In summary, Muss et al. are to be applauded for the completion of an ambitious and innovative trial. A widening gap in survival has been observed between middle-aged and older adults with cancer, with evidence suggesting that the phenomenon is due, in part, to undertreatment of the latter group [22,23]. CALGB 49907 provides substantial evidence to support the use of standard chemotherapy (as opposed to less aggressive regimens) in older adults with early-stage breast cancer.
Future perspective
With data from CALGB 49907 in mind, investigators are now charged with several tasks.

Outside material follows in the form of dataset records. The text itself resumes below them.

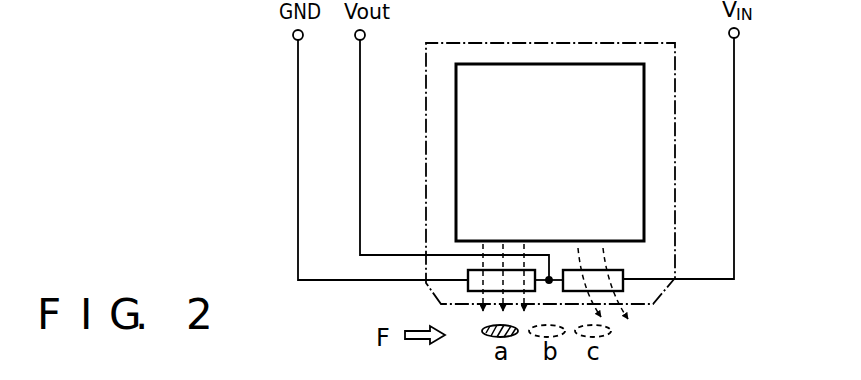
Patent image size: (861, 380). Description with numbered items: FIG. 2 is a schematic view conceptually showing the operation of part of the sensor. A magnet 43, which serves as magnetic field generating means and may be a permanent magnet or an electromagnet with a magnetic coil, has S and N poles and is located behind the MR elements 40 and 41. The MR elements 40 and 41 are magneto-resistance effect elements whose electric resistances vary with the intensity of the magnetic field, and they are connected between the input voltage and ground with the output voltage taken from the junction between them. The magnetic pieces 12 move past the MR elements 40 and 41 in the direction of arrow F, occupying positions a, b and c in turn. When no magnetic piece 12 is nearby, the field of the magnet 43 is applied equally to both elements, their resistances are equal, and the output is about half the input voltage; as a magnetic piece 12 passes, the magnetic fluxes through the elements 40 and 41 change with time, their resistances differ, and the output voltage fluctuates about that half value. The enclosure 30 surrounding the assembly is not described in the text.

The magnetic piece 12 is at (488, 338).
The magnetic sensor housing 30 is at (677, 216).
The MR element 40 is at (468, 289).
The MR element 41 is at (623, 283).
The magnet 43 is at (618, 64).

Deciphering the benefit associated with adjuvant anthracycline-based chemotherapy in older adults remains a relevant clinical question; already, prospective efforts exploring taxane-based therapy in this setting are underway. Developing novel metrics to assess the older adult is also of critical importance – it is now well recognized that chronologic age and physiologic age may have substantial discordance [24]. Finally, it is crucial not to overlook the biology of breast cancer in older adults. Although there are distinctions in the frequency of hormone-receptor and HER2 status in age-based cohorts, molecular assays incorporating a wide panel of genetic markers (i.e., the 21-gene recurrence score) have a predictive capability that is independent of age [14,25]. When considered together, these represent challenging, broad-based goals for the oncology community. Nonetheless, Muss et al. have demonstrated the feasibility of prospective analyses in older adults with breast cancer – this data set can represent both a paradigm and platform for future work.
Executive summary
To date, only two trials examining adjuvant therapy for breast cancer in older adults have been published (the French Adjuvant Study Group [FASG] 08 and the Cancer and Leukemia Group B [CALGB] 49907).
CALGB 49907 randomized patients to standard chemotherapy (doxorubicin [trade name: adriamycin]-cyclophosphamide or cyclophosphamide-methotrexate-fluorouracil) or an oral regimen (capecitabine).
The study employed a novel Bayesian design, and ultimately enrolled 633 patients.
The risk of relapse (hazard ratio: 2.09; 95% CI: 1.38–3.17; p < 0.001) was significantly higher with capecitabine compared with standard chemotherapy.
The risk of death (hazard ratio: 1.85; 95% CI: 1.11–3.08; p = 0.02) was significantly higher with capecitabine compared with standard chemotherapy.
Investigators must now determine the role of anthracycline-based regimens in older adults.
Investigators are also challenged to juxtapose physiologic age against chronologic age in future trials of adjuvant therapy.
Footnotes
Sumanta Pal's efforts are supported by CBCRP 15IB-0140 (California Breast Cancer Research Program Junior IDEA Award). The authors have no other relevant affiliations or financial involvement with any organization or entity with a financial interest in or financial conflict with the subject matter or materials discussed in the manuscript apart from those disclosed.
No writing assistance was utilized in the production of this manuscript.